Using multiple GPUs is beyond the scope of the lab, but if you have multiple cuda devices, they can be referred to by index: `cuda:0`, `cuda:1`, `cuda:2`, etc. You have to be careful not to mix operations on different devices, and would need how to carefully orchestrate moving of data between the devices (which can really slow down your code to the point at which using the CPU would actually be faster).

## Questions

__Answer the following questions (enter the answer in the box below each one):__

__1.__ What features of GPUs allow them to perform computations faster than a typically CPU?

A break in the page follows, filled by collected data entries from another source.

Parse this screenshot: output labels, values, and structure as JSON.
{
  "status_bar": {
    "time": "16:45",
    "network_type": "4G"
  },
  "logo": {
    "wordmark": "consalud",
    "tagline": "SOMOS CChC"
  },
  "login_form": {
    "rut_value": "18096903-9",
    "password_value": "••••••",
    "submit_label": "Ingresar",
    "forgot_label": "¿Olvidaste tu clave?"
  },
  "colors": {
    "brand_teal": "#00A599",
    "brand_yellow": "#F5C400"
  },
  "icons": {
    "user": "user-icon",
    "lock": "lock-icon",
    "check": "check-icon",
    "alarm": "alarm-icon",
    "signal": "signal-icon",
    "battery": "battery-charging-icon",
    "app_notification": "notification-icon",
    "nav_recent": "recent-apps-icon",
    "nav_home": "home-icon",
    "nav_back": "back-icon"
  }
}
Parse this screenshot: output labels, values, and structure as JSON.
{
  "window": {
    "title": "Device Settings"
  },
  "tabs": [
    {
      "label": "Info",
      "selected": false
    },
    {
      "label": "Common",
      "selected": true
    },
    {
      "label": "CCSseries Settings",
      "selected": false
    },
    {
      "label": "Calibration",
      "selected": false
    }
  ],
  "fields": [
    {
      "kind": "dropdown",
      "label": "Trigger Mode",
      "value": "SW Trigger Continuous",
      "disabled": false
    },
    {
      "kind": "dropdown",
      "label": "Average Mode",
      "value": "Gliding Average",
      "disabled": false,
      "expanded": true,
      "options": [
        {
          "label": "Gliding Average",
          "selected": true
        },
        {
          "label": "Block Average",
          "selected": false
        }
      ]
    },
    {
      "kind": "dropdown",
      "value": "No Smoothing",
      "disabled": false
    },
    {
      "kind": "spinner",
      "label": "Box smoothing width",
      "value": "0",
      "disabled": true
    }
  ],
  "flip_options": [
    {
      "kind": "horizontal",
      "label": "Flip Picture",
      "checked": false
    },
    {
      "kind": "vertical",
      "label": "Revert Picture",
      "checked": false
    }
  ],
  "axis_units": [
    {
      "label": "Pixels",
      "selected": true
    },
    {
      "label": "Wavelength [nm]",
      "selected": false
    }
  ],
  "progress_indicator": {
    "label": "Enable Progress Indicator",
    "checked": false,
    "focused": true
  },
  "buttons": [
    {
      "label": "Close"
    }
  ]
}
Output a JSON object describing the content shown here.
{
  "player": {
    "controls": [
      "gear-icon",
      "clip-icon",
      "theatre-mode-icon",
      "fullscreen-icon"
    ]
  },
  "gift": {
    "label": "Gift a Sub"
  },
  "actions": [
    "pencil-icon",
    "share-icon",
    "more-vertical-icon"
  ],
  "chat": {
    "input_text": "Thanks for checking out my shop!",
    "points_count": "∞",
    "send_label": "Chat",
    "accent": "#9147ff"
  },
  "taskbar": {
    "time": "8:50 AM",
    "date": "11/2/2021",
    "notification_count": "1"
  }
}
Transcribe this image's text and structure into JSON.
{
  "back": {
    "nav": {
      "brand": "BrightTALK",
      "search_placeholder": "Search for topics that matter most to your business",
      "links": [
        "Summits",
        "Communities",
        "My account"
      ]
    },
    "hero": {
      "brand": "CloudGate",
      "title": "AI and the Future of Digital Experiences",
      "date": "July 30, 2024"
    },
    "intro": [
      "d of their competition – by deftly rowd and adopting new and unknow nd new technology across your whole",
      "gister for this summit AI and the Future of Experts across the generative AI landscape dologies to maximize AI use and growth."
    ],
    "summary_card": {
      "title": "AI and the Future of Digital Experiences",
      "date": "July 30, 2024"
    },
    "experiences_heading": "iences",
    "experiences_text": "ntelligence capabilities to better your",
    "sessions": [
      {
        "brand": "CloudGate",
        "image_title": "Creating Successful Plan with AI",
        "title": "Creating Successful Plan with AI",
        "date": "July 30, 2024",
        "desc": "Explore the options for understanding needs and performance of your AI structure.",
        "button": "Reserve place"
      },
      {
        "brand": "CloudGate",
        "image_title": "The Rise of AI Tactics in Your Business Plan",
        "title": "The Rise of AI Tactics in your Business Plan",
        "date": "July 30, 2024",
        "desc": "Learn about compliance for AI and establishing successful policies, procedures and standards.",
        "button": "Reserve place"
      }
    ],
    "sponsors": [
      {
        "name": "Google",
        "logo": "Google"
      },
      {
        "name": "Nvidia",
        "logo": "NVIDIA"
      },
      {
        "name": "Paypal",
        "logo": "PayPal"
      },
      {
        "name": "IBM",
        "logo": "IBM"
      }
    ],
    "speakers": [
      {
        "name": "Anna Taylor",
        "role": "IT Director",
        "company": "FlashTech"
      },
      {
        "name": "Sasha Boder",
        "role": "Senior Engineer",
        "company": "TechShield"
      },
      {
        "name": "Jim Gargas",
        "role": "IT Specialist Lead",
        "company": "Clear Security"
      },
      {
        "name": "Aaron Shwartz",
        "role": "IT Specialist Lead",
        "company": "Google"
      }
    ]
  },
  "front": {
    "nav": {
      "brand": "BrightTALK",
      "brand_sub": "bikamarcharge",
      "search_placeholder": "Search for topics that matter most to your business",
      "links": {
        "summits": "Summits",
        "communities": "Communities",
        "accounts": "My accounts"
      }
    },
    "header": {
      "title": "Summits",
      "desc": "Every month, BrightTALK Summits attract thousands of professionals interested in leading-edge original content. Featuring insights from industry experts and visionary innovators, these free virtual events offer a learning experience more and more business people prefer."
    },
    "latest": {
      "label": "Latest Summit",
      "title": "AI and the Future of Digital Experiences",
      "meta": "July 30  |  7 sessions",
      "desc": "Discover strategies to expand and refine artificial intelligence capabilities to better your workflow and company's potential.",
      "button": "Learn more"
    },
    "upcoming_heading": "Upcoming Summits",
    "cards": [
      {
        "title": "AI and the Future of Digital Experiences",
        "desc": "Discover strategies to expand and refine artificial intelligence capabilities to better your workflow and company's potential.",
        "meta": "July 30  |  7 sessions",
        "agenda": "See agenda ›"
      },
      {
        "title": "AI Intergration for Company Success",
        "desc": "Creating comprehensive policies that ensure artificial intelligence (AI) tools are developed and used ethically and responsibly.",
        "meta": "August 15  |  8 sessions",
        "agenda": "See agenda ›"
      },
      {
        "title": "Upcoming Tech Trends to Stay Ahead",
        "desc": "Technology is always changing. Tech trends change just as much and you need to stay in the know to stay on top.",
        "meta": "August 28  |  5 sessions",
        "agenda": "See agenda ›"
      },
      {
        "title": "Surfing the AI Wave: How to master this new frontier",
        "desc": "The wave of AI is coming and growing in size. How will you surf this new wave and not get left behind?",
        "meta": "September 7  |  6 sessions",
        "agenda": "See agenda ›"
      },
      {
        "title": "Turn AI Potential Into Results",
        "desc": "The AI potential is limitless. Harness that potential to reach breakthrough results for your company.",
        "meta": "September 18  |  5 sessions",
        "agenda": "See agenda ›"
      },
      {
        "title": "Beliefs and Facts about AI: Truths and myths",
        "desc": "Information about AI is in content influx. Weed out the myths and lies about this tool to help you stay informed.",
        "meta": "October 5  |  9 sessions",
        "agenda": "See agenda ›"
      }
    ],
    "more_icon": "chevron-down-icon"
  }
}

1. A graphical processing unit (GPU), has smaller-sized but many more logical cores (arithmetic logic units or ALUs, control units and memory cache) whose basic design is to process a set of simpler and more identical computations in parallel.
A CPU has few complex cores

2. GPUs specialize in parallel processing using several concurrent hardware threads
CPU uses single thread performance optimization
A CPU (the brain) can work on a variety of different calculations, while a GPU (the brawn) is best at focusing all the computing abilities on a specific task. That is because a CPU consists of a few cores (up to 24) optimized for sequential serial processing. It is designed to maximize the performance of a single task within a job; however, the range of tasks is wide.

3. GPUs also maximize floating point throughput. CPU allocates a transistor space exclusively for complex tasks/computation.

__2.__ What is the biggest limiting factor for training large models with current generation GPUs?

Memory.

We can estimate the amount of memory required before training a model. For example, training AlexNet with batch size of 128 requires 1.1GB of global memory, and that is just 5 convolutional layers plus 2 fully-connected layers. If we look at a bigger model, say VGG-16, using a batch size of 128 will require about 14GB of global memory. The current state-of-the-art NVIDIA Titan X has a memory capacity of 12GB . 

To train a large model:

– reduce your batch size, which might hinder both your training speed and accuracy.

– distribute your model among multiple GPU(s), which is a complicated process in itself.

– reduce your model size, if you find yourself unwilling to do the aforementioned options , or you have already tried these options but they’re not good.

This implies a trade-off between time and space.